George came to an abrupt stop. "Alright," he growled stopping and catching his breath. "I'm going to go watch some TV." Just like that he was gone.
Margaret spent most of the next hour finishing some chores wondering if Chuck really meant for her to "stop by anytime," like he had said with a wink the last time she had gone to the grocery store. Did he really mean "anytime" or did he mean “hurry up before Cathy gets back on Friday from visiting her family in Florida.”
She grabbed her photo album from on top of the dresser and flopped onto the bed. As she flipped through the pictures, a familiar realization reemerged. When she was a child, her father constantly smiled and his eyes twinkled. When her teachers pulled Margaret out of the honors classes, the twinkle disappeared. When she was early in high school and quit band and began complaining about going to church every Sunday, the smile disappeared. Her father practically scowled in the wedding pictures. She could feel his disappointment and confusion. Girls from Chicago were not supposed to settle for being housewives for guys in Hinkley.
Margaret wondered what her father's face looked like now.
She walked to the kitchen to finish cooking dinner. She glanced at George idly wearing pressing a groove spots into the channel up button on the remote.
Margaret hated the word "cock," but it amused George. How long had she been doing whatever it took to amuse George? She had enough trouble doing the same thing week in and week out the way George preferred. When George suggested that she take care of his friends on Thursday night, too, that had almost been too much. The thought of Daddy's "I told you so" when she would inevitably be forced to crawl back home was the only thing that kept her with George.

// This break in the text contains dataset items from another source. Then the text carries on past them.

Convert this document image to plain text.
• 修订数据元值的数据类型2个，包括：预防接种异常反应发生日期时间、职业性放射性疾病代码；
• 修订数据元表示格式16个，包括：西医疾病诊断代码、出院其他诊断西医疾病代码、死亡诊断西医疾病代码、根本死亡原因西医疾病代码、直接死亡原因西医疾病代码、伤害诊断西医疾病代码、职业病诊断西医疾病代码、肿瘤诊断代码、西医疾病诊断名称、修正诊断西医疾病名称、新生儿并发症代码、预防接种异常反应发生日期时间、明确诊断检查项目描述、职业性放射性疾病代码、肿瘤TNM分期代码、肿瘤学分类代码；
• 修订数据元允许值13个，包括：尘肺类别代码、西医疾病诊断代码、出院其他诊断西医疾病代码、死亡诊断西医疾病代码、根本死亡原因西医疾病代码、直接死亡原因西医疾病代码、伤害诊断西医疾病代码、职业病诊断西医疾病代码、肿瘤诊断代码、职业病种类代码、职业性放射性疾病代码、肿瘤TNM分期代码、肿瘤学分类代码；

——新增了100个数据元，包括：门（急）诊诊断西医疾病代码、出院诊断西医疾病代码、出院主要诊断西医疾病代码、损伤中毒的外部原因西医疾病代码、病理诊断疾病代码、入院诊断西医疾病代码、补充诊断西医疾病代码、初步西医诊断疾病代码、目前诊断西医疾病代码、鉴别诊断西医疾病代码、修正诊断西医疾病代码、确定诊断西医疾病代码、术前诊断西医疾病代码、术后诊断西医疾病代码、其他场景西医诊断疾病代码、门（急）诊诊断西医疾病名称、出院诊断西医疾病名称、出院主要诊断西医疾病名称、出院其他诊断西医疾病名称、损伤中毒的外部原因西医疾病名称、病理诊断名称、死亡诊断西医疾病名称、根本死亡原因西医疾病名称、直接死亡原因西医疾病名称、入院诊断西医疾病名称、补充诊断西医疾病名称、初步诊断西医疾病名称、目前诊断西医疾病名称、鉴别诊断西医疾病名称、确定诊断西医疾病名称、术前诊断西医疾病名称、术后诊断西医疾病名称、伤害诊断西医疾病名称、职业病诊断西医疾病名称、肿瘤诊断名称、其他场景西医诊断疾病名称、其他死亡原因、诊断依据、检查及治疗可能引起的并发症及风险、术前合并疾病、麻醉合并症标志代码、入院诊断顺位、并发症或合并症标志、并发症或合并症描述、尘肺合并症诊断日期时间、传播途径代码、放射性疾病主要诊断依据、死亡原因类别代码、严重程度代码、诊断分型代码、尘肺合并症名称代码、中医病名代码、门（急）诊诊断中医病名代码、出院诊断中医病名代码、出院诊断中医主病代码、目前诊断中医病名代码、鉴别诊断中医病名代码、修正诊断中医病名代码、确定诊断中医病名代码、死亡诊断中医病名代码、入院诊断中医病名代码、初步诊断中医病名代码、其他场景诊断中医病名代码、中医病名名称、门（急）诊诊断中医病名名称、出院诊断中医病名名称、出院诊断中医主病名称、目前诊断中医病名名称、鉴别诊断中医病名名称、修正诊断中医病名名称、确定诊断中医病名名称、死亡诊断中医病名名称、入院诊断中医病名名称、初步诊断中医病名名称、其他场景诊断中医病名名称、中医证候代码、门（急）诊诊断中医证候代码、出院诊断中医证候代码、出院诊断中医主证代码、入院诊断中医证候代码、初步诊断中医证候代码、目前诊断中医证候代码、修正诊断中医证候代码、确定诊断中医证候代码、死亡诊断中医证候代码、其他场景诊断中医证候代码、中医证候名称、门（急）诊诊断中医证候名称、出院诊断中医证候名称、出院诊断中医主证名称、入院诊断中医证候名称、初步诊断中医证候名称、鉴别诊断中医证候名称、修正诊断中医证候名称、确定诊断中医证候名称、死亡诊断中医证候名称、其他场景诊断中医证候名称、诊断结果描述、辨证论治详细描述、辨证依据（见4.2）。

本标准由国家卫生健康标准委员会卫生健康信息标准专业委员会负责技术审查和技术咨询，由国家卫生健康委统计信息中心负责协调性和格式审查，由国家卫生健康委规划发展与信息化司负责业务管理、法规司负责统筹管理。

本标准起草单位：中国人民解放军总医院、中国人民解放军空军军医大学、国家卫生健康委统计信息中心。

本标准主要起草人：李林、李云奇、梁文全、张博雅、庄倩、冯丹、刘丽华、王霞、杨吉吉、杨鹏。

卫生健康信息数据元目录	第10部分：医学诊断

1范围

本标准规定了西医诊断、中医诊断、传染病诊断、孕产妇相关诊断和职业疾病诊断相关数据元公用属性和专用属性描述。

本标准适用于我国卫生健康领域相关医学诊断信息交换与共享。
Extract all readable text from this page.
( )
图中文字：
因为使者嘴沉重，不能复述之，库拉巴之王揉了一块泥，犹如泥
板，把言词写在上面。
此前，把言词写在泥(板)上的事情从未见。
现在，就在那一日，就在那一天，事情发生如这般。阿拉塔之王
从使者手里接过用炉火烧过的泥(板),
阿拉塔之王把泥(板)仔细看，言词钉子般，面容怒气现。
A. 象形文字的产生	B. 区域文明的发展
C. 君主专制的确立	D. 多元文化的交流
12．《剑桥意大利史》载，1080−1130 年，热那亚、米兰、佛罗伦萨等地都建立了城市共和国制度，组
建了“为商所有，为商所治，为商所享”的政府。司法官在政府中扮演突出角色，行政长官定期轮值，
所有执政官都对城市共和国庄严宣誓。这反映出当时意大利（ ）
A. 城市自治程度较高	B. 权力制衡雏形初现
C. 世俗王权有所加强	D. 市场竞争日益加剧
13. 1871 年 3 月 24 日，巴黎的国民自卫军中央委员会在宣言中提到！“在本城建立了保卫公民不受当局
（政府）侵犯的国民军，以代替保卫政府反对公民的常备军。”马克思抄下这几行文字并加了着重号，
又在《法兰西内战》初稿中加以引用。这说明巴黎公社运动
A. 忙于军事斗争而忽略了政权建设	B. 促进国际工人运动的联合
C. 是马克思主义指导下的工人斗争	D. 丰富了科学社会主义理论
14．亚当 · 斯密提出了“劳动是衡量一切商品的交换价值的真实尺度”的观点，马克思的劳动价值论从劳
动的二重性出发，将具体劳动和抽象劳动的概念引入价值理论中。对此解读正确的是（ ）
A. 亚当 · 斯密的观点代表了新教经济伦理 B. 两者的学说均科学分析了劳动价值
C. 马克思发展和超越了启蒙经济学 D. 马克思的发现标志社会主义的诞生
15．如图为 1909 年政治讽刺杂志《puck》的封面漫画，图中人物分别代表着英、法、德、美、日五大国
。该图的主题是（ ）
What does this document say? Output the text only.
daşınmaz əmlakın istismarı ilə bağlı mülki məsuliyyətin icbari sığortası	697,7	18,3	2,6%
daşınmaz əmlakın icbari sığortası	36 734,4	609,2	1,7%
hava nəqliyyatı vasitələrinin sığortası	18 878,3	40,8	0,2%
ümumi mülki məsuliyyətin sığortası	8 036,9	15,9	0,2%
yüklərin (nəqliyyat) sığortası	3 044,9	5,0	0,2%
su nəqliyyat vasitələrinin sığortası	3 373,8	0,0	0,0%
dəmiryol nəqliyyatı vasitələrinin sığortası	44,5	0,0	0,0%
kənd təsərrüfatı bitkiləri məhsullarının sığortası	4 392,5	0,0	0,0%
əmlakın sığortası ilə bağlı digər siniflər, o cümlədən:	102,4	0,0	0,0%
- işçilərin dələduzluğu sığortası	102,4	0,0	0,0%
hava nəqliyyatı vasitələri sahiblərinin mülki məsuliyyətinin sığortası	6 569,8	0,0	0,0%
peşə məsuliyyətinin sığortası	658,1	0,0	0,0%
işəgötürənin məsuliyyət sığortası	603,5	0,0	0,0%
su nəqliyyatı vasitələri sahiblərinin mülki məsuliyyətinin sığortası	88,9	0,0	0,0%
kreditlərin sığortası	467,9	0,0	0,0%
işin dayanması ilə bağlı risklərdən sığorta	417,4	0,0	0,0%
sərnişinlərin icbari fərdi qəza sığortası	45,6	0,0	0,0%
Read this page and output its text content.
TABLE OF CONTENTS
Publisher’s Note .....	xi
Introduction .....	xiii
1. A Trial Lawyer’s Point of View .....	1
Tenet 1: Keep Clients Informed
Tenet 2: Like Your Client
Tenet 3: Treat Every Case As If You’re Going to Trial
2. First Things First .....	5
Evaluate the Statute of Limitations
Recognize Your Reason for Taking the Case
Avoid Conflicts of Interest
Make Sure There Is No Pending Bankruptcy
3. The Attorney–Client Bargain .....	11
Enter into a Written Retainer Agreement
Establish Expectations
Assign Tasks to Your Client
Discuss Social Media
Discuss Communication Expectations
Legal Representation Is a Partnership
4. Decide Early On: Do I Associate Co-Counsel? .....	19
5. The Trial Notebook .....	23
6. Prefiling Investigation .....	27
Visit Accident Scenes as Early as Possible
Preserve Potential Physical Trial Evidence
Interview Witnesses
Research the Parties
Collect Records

She had first learned to endure, and then to accept her situation. Some of the time she even enjoyed little Mikey's awkwardness and the teasing he received from the guys. But, two years was a long time to endure a husband's crazy demands, much less those of his friends.
"George, I am going into town tomorrow night to watch a movie." George was not listening. Margaret began thinking about which dress to wear, the red one that hugged her curves or the green one which plunged in the front. She seemed to remember Chuck staring at her butt when she walked away at the store. She decided on the one that hugged her curves.
Margaret walked in front of the TV. "The new bookcase looks nice. Thank you. You and your friends can just order pizza tomorrow when I go see a movie in town tomorrow. Also, I'm not calling it a cock anymore. From now on it is just a rooster."
Margaret set George's dinner plate on the TV tray and drifted off to bed thinking about her shoes and playful winks.